First, we skied at Sugarbush, Mt. Ellen. I skied with Vermont Adaptive and was lucky to have two great instructors. While all the instructors at Vermont Adaptive are good I happen to have a good rapport with the two people I went skiing with. I am proud to report I continue to make progress and have gotten over much of the fear I once had. I truly trust my equipment to do what it is supposed to do and spent most of the day on intermediate terrain. The best part of the trip though was making it to the top of the mountain. The lower mountain was socked in by clouds. It was pretty foggy and we heard it was clear at the top. Relying on iffy second hand reports we took the lift to the top of the mountain and at the second to last stanchion broke through the clouds. A crystal clear blue sky and trees covered in snow and ice were a sight to behold. I was not the only person to be amazed by the beauty. A group of people stopped near the lift and were looking at the cloud covered valley below. It was truly breath taking and something that I hope to never forget. When I see a sight like that I realize what gift life is and how marvelous nature can be.

Second, at the start of one run we stopped to discuss what direction we were going to go when I noticed two small girls skiing with their father. I was obviously fascinating to them as they were flat out starring at me in wonder and burning with curiosity. I caught their eye, said hello and asked them if they had any questions.
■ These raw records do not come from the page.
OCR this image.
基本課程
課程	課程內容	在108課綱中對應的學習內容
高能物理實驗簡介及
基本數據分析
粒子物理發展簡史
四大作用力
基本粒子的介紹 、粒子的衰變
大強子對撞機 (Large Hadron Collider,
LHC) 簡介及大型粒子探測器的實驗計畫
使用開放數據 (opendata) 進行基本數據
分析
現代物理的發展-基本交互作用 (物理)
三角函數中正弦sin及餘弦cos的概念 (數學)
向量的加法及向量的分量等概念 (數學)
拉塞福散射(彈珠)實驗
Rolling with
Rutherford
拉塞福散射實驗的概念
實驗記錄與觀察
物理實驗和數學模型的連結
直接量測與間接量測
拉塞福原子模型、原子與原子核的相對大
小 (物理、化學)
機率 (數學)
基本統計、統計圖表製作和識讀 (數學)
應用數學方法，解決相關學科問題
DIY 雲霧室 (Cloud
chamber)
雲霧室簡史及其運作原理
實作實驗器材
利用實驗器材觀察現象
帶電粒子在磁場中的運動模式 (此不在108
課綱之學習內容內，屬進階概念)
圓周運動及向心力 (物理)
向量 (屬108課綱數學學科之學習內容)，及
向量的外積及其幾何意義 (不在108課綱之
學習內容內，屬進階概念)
Delight spread across their faces and they wanted to know how I skied, got on and off the lift, and if it was fun to sit ski. Their father looked mortified and I hope the broad smile on my face was evidence that his kids questions were welcome. I assure these girls skiing was fun, that with a little help getting and off the lift was no problem and asked them if they would like to watch me go and ski first. This delighted them even more and now the pressure was on! I had better not fall, spend any time traversing, and show them what I could do. I am happy to report that I did well and went about half way down the mountain before stopping and was delighted to see that the two kids had followed me the entire way. When we chatted again I told them that this time I was going to follow them and wanted to see how good they were. This too delighted the girls and off they went.

My experience getting off the lift that revealed a brilliant blue ski and short exchange with the two kids emphasized why skiing is so much fun for me personally and has the potential to change the way people perceive disability. The two kids I met on the slopes thought I was cool. They did not care one iota that I used a wheelchair and could not walk. They saw a person skiing in a different way and wanted to know if it was fun. This was innocent curiosity and open mindedness at is best. I would like to think those two kids will remember my broad smile, willingness to answer questions, and assurance that sit skiing is fun. And for most people the point of skiing is to have fun. So today days after skiing and getting back to work I still have a smile on my face. I changed the world or maybe at least influenced two little kids and saw a magnificent sight that is etched in my mind. I did all this and enabled my son to have an awesome weekend as well. Life is feeling really good right now.